Tuesday, November 3, 2015

They fell like snowflakes

The war that began in August of 1914 was supposed to have been over by Christmas of that year.  By November of 1915, it was clear to nearly everyone that peace was nowhere in sight.  In 1915 alone, the French lost over one million men, the Germans more than 600,000 and the British more than a quarter of a million[i]. 

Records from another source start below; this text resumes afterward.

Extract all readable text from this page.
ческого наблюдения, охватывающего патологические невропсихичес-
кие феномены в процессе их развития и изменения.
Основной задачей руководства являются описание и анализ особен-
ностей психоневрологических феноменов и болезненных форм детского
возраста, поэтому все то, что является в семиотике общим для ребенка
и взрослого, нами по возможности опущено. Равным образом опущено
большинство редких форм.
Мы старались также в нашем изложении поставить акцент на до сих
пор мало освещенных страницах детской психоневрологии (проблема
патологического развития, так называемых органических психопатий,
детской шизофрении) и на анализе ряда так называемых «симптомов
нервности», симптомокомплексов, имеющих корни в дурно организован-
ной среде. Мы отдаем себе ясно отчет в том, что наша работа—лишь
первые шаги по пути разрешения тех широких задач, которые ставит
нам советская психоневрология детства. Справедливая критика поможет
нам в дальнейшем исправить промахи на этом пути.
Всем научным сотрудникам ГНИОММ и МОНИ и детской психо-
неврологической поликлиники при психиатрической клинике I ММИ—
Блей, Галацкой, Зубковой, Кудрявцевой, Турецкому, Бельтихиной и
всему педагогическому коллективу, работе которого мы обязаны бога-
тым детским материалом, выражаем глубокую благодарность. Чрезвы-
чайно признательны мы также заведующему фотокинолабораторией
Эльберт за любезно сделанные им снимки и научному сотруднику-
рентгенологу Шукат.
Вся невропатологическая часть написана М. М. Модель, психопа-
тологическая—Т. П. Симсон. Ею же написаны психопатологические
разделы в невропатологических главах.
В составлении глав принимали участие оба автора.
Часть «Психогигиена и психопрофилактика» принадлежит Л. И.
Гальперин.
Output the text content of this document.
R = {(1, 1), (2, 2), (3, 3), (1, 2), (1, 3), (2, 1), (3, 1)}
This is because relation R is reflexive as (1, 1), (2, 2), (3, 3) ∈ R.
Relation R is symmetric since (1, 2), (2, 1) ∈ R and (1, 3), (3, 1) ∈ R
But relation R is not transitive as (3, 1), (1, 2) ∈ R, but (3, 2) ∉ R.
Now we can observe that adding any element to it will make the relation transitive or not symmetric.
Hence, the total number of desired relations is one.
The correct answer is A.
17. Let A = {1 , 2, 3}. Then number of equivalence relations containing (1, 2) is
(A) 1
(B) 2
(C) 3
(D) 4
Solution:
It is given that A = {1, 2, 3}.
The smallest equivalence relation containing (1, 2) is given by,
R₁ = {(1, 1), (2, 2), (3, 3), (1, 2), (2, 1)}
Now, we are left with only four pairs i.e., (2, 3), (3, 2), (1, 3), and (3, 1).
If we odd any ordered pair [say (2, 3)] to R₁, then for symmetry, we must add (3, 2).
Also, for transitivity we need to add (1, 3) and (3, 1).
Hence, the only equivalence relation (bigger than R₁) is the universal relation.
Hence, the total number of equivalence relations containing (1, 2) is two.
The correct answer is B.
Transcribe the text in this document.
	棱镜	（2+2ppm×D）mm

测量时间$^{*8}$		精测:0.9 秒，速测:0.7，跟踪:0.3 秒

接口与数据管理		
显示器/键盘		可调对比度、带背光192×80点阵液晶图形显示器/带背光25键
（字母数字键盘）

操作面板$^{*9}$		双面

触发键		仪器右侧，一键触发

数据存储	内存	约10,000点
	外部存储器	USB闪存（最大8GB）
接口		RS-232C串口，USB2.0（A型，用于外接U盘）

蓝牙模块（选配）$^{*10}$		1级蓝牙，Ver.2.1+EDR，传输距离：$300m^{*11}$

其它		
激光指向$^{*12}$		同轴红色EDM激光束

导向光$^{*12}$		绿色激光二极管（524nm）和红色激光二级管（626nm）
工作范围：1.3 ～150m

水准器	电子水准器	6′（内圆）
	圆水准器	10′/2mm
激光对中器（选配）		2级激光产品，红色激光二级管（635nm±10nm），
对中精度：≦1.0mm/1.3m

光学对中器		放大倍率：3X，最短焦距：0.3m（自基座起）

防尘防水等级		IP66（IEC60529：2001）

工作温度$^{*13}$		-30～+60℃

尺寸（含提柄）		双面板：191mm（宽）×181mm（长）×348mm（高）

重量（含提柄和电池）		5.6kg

Margaret Postgate Cole’s short poem “The Falling Leaves” evokes a dreary day in late autumn, an afternoon awash in loss and regret --  and tinged with anger.   

The Falling Leaves
November 1915

Today, as I rode by,
I saw the brown leaves dropping from their tree
In a still afternoon,
When no wind whirled them whistling to the sky,
But thickly, silently,
They fell, like snowflakes wiping out the noon;
And wandered slowly thence
For thinking of a gallant multitude
Which now all withering lay,
Slain by no wind of age or pestilence,
But in their beauty strewed
Like snowflakes falling on the Flemish clay.
            --Margaret Postgate Cole

The brown of the foliage recalls the khaki of British military uniforms: both autumn leaves and gallant men drop thickly and silently.  Neither leaves nor men are borne skyward, but instead lie “withering” and decaying on the cold ground.  So many have fallen that the light of the sun seems obscured, and the noon-day is wiped out. 

But unlike the falling of the leaves, the death of the soldiers (who are romantically – and perhaps ironically –labeled as “gallant”), is not natural.  Neither disease nor old age has killed these young and vigorous soldiers.  Instead, struck down at the height of their beauty and potential, the men lie carelessly tossed or “strewn” on the frozen fields of Flanders. 

Alternating between long and short lines, the rhythm of the poem itself halting staggers to a lonely conclusion, and the rider wanders slowly on, stunned at the overwhelming and incomprehensible losses of the war. 

Margaret Postgate Cole became politically involved in The Great War when her younger brother Raymond refused to be drafted into the British army.  Without a religious reason for his refusal to fight, he was denied status as a conscientious objector and was imprisoned.   Margaret wrote about her response to his trial in her 1949 memoir, Growing up into Revolution:

…when I walked away from the Oxford court room…I walked into a new world of doubters and protesters – and into a new war – this time against the ruling classes and the government which represented them, and with the working classes, the Trade Unionists, the Irish rebels of Easter Week, and all those who resisted their governments or other governments which held them down….Once the state had taken my brother, it lost his sister’s vote automatically.

Her poem “The Falling Leaves” is one of the first anti-war poems written by a woman. 
Margaret Postgate Cole

1 comment:

  1. Such a sad poem, especially as her brother went to jail for refusing to fight.